A spokesperson for the department said officers are trained when contacting a stolen car to do what is called "a high-risk stop," which is also used when officers know or suspect the occupants are armed.
"In a high-risk stop, weapons are drawn, and occupants are told to exit the car and lie prone on the ground," Agent Faith Goodrich with APD told 9NEWS. "There is not a written policy regarding when/how we use this stop. Officers can use discretion based on the information they have at the time."
In her own statement on Monday night, Interim Chief Vanessa Wilson said officers need to have the ability to deviate from this type of stop when the situation permits.
Kevin Smith, a former police officer who is now a professor at Metropolitan State University of Denver (MSU Denver), said the officers were following protocol, but could have acted a little quicker to get the children off the hot concrete.
“It’s a little troublesome," he said. "It looks bad because there were kids on the ground, and it sounds even worse.”
Smith also said until officers know what they're dealing with, they have to use that kind of force.
"But then you have a 6-year-old on the ground, I think the decision, in this case, could've been done a little quicker to get them off the ground," he said.
Wilson said officers are, as Smith said, trained to do a high-risk stop when they contact a suspected stolen vehicle.
"But we must allow our officers to have discretion and to deviate from this process when different scenarios present themselves," Wilson said. "I have already directed my team to look at new practices and training."
Colorado State Representative Leslie Herod expressed concern over the family's treatment.
"This common practice of treating Black people, people of color, low-income people as folks who are disposable of can just be thrown down – it needs to end," Herod said. "And it's pervasive.

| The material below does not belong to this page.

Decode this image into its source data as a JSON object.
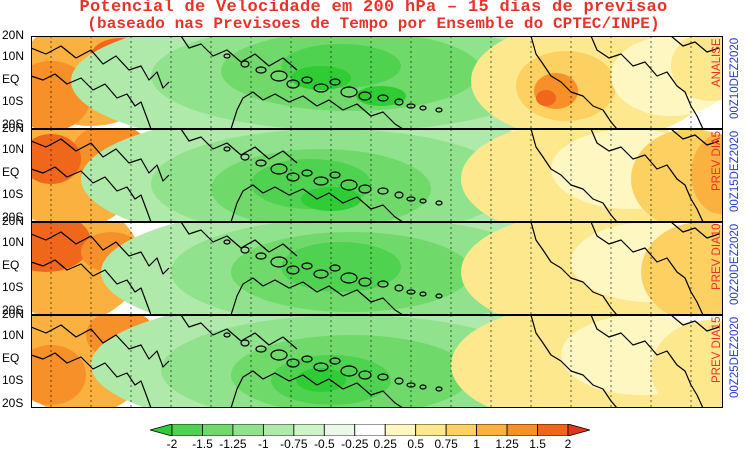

More pervasive than I think some people realize.
"In a perfect world, in a greater world, a better world, the response would be exactly the same no matter if the people in the car are Black, white or other."
Herod said officers should get more diversity and inclusion training.

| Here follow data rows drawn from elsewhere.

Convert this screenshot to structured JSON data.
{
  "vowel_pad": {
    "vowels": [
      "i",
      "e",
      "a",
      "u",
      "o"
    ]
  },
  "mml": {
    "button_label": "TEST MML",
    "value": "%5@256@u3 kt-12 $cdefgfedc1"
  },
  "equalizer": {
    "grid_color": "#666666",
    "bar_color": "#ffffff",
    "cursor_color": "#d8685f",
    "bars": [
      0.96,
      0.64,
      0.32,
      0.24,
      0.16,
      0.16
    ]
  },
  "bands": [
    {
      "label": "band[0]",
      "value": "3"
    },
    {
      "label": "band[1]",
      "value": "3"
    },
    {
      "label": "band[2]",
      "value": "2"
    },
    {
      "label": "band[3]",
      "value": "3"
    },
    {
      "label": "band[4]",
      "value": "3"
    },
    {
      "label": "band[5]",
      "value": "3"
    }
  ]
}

Wilson said she personally called the family to apologize, and the city will cover the costs of any age-appropriate therapy the children may need.
Gilliam is now represented by David Lane, a prominent Denver lawyer and law partner of Mari Newman, who represents Elijah McClain's family.

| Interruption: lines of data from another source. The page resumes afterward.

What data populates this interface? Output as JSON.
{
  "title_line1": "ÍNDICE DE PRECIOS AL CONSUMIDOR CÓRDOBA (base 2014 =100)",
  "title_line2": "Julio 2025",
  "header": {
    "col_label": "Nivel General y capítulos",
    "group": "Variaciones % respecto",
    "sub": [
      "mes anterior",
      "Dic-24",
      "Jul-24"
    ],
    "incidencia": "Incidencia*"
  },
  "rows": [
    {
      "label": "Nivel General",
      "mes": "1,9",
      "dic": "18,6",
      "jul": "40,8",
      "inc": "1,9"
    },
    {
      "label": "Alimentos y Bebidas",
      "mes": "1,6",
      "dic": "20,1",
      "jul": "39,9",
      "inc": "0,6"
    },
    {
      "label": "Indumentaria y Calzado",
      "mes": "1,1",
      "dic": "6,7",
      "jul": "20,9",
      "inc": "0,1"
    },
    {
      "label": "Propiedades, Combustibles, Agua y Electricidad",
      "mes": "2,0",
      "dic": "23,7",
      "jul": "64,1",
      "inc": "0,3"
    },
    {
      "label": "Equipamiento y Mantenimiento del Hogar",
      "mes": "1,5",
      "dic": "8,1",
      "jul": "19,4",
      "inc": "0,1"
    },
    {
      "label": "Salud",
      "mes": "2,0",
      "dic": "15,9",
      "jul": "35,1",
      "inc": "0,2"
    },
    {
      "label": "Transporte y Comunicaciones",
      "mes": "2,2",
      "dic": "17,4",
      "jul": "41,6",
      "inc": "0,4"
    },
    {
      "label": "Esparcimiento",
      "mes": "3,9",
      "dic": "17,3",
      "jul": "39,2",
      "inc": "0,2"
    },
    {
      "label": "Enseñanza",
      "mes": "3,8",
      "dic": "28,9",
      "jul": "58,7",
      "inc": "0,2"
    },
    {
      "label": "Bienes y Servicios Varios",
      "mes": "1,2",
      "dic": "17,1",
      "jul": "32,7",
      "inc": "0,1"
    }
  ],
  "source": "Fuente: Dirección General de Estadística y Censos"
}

Lane said when police handcuff people without reasonable suspicion to believe they've committed a crime, it's a violation of the Fourth Amendment. The Fourth Amendment says: "The right of the people to be secure in their persons, houses, papers and effects, against unreasonable searches and seizures, shall not be violated, and no Warrants shall issue, but upon probable cause, supported by Oath or affirmation, and particularly describing the place to be searched, and the persons or things to be seized."
"And now a 6-year-old is forced to the pavement under the threat of an Aurora police officer's gun? That is as wrong as wrong can be," Lane said of the situation. "When you point guns at small children, the U.S. Supreme Court says that is an unreasonable seizure."
The family has since filed a formal complaint against APD and Lane said he has requested body camera footage of the incident.
APD has been under fire for several different incidents over the last year including its involvement in the death of McClain, a photo scandal involving officers connected to the McClain case and an officer allegedly found drunk and slumped over the seat of his patrol car.